Probability question

A = student A got the correct answer

B = student B got the correct answer

P(A) = 1/6 and P(B) = 1/8

E₁ = Both students solve correctly

E₂ = Both students solve incorrectly

P(E₁) = (1/6)*(1/8) = 1/48

P(E₂) = (5/6)*(7/8) = 35/48

K = Both students obtain the same answer

P(K|E₁₎ = 524/525

P(K|E₂) = 1/525

Use Bayes' Theorem to find the probability that both their answers are correct.
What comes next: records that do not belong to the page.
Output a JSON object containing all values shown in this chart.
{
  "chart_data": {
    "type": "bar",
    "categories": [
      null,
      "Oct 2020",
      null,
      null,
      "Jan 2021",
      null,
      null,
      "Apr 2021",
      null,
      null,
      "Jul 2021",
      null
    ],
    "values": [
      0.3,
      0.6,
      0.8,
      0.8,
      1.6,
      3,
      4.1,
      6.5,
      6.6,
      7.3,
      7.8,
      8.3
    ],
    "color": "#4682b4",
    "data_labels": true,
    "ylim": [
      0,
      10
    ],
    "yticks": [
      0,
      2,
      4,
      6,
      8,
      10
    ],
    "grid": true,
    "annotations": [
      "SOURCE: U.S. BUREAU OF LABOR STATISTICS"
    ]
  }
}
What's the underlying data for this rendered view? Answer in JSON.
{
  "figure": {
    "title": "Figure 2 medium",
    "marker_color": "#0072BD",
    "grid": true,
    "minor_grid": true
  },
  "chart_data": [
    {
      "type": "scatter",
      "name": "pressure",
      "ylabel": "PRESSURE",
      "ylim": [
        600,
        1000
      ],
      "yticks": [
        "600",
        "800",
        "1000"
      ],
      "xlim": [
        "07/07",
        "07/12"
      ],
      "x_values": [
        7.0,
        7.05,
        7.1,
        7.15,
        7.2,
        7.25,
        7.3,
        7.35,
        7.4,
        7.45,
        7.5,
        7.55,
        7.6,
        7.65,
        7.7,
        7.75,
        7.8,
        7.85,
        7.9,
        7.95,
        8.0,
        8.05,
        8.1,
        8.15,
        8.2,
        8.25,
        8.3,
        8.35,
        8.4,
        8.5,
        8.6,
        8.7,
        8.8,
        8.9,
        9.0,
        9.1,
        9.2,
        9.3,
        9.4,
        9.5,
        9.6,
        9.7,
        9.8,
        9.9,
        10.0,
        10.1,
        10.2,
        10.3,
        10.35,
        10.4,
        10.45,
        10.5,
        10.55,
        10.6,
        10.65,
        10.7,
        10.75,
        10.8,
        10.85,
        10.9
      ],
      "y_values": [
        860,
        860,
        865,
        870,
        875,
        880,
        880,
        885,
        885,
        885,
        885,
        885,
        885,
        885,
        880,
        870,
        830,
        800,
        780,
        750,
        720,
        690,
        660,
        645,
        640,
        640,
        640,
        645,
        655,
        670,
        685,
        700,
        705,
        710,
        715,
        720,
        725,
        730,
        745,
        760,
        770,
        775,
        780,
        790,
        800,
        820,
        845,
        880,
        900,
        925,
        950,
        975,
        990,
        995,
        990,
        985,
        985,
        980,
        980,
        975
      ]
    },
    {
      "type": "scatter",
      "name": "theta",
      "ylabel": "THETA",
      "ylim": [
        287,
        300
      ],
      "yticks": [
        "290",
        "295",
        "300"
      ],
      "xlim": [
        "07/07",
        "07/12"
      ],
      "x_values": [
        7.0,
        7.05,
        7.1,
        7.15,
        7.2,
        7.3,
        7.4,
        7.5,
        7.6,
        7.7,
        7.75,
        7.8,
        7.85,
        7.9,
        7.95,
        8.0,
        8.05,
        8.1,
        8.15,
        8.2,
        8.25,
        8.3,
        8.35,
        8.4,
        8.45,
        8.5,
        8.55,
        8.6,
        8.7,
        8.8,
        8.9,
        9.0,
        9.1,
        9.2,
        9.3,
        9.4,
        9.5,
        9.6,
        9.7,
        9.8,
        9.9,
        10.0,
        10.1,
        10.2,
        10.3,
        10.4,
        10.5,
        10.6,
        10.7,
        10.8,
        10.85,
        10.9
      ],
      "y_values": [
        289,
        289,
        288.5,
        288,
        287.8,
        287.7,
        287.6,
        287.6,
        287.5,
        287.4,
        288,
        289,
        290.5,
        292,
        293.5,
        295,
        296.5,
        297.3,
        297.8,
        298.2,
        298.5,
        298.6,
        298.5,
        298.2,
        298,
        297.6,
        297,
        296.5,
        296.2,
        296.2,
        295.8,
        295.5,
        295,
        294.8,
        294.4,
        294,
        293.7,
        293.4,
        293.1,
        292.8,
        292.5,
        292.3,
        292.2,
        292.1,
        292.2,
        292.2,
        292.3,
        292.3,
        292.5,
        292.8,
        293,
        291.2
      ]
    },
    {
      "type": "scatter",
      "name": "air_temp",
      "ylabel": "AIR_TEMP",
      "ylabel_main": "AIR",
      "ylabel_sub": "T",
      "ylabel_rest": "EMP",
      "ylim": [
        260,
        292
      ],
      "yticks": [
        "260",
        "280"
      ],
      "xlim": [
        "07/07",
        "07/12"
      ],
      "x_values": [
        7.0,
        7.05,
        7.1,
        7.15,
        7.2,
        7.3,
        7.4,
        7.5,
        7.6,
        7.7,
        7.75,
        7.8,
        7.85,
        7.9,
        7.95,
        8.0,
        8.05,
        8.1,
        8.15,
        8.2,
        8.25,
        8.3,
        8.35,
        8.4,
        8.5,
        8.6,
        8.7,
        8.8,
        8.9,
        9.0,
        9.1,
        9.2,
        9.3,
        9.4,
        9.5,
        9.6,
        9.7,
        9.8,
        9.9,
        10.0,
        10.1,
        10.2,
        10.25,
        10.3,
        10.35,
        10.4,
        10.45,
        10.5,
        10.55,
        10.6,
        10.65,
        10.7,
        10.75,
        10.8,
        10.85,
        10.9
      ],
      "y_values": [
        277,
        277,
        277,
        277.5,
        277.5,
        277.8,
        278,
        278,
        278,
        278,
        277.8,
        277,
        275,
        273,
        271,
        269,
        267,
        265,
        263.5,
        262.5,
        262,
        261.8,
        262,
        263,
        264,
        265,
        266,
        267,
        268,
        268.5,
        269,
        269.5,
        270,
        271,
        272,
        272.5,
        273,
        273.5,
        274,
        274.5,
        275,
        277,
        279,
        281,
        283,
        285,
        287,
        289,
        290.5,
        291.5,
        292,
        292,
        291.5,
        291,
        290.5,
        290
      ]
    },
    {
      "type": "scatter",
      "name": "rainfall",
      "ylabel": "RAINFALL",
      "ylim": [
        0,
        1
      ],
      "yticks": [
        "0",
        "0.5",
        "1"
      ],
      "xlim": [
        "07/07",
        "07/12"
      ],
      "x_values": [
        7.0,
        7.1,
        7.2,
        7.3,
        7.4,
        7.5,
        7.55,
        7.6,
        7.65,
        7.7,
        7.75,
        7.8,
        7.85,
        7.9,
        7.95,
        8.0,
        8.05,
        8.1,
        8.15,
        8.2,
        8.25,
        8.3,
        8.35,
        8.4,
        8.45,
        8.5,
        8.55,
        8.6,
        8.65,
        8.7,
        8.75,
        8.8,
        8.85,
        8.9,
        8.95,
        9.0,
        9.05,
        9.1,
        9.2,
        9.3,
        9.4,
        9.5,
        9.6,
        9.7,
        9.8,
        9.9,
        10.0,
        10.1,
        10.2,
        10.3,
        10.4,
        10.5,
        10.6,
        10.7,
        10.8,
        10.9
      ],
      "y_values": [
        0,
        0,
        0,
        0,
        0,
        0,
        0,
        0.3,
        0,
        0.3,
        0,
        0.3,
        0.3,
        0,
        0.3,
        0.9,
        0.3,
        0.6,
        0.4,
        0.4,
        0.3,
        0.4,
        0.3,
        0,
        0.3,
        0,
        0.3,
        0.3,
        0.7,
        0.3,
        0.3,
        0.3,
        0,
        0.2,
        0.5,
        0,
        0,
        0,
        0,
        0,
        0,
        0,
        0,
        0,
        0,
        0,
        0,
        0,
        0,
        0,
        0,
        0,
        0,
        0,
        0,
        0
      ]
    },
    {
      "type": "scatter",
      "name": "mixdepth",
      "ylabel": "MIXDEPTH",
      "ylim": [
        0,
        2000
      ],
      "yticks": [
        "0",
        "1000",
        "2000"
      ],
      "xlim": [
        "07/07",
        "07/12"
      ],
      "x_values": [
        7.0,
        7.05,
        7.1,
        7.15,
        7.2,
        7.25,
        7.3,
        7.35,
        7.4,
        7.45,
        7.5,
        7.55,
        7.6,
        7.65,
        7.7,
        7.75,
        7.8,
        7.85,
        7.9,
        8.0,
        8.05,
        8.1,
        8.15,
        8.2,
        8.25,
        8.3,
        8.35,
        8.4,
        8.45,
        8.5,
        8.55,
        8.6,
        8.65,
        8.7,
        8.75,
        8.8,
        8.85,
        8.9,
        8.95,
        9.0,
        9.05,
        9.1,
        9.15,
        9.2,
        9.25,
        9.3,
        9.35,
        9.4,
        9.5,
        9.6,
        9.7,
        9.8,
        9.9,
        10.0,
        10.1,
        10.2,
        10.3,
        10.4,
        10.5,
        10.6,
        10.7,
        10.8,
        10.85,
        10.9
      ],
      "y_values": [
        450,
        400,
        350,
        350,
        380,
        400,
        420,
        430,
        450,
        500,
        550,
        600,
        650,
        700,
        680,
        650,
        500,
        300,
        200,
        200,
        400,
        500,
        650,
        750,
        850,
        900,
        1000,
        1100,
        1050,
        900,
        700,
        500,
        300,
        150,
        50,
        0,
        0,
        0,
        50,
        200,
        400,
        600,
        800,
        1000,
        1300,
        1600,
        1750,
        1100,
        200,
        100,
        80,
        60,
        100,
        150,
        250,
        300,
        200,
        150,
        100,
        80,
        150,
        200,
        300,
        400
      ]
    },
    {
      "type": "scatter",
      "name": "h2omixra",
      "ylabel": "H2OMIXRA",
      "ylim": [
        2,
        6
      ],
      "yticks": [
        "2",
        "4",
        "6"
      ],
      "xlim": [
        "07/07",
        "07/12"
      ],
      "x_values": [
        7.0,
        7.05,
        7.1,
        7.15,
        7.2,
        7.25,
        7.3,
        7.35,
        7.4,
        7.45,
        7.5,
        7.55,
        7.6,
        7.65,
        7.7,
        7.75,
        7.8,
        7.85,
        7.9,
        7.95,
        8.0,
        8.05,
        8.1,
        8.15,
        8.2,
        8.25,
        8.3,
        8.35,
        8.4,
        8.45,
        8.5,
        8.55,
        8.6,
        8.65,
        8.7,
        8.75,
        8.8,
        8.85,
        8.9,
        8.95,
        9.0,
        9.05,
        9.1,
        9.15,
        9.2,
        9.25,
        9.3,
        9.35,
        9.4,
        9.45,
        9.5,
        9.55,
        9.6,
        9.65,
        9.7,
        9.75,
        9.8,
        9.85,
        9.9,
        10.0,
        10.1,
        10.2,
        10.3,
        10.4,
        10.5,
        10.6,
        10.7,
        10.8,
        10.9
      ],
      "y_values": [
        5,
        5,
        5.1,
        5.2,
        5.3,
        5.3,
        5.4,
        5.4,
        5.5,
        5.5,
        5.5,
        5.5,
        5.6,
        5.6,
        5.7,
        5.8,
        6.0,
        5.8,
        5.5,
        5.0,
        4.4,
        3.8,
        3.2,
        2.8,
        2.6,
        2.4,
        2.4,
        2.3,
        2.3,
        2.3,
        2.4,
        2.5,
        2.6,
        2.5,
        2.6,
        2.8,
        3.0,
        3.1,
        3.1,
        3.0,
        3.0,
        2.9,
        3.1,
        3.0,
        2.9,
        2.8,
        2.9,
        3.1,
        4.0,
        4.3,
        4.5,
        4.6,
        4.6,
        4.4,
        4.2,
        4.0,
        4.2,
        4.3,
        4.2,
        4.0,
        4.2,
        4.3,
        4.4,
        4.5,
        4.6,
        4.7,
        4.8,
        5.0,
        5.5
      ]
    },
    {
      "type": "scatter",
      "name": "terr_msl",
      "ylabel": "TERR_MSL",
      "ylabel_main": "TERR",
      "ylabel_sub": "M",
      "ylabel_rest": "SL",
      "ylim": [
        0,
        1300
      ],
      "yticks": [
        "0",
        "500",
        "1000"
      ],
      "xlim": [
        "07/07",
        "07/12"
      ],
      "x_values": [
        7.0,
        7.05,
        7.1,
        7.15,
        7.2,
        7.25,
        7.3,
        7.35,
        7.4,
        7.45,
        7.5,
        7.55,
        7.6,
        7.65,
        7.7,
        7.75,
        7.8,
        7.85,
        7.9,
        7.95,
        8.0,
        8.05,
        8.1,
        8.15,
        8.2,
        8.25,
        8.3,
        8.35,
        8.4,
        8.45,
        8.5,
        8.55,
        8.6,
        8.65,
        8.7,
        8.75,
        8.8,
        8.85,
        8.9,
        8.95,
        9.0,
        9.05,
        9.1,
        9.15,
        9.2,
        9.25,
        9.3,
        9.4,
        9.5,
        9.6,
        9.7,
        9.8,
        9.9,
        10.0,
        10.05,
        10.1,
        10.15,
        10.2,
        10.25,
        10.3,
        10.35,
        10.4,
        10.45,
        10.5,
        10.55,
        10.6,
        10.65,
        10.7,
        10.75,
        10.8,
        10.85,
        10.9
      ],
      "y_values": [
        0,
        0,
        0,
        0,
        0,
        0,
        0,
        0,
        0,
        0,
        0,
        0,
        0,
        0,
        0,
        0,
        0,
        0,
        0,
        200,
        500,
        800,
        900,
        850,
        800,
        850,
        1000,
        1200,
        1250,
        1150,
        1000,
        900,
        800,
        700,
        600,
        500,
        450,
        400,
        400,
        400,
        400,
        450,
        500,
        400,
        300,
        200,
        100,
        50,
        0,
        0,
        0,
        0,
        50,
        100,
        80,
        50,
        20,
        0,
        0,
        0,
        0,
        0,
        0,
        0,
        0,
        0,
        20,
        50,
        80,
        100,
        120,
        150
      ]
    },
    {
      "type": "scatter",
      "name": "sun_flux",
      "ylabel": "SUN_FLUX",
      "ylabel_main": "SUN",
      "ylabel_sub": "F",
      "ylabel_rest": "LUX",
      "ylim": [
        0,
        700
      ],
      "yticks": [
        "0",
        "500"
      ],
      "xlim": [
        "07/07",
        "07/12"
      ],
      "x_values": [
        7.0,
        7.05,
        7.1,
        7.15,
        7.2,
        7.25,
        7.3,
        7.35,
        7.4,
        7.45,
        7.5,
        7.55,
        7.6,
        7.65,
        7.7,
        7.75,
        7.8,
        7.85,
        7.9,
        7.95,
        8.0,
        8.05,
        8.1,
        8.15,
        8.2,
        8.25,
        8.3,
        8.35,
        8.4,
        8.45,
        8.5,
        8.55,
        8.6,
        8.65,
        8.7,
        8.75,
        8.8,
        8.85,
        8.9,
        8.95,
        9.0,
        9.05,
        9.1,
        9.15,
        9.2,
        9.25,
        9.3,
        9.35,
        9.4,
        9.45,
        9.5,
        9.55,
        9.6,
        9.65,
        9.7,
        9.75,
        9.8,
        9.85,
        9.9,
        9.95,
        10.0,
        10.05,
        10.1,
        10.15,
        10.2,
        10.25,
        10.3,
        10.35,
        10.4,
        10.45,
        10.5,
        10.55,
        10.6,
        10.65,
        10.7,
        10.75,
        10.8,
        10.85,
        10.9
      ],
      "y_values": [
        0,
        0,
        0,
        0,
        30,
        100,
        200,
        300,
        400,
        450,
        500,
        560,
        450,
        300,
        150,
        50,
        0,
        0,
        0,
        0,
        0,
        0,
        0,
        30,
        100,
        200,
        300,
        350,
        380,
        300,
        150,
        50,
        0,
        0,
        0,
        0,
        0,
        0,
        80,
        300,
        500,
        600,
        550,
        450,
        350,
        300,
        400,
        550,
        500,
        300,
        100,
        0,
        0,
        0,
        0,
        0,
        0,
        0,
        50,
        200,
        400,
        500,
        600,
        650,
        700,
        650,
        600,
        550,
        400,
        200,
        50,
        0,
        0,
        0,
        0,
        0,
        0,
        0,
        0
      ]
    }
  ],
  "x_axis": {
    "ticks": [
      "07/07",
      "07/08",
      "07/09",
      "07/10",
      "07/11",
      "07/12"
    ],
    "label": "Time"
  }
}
P(E₁|K) = [P(E₁)*P(K|E₁) ÷ P(K)], where P(K) = P(E₁)*P(K|E₁) + P(E₂)*P(K|E₂).

P(E₁|K) = P(E₁)*P(K|E₁) ÷ [P(E₁)*P(K|E₁) + P(E₂)*P(K|E₂)]

= (1/48)*(524/525) ÷ [(1/48)*(524/525) + (35/48)*(1/525)]

= 524/25,200 ÷ [(524/25,200) + (35/25,200)]

= (524/25,200) ÷ (559/25,200)

= 524/559

≈ 0.9374

The probability that both of their answers are correct is about 0.9374.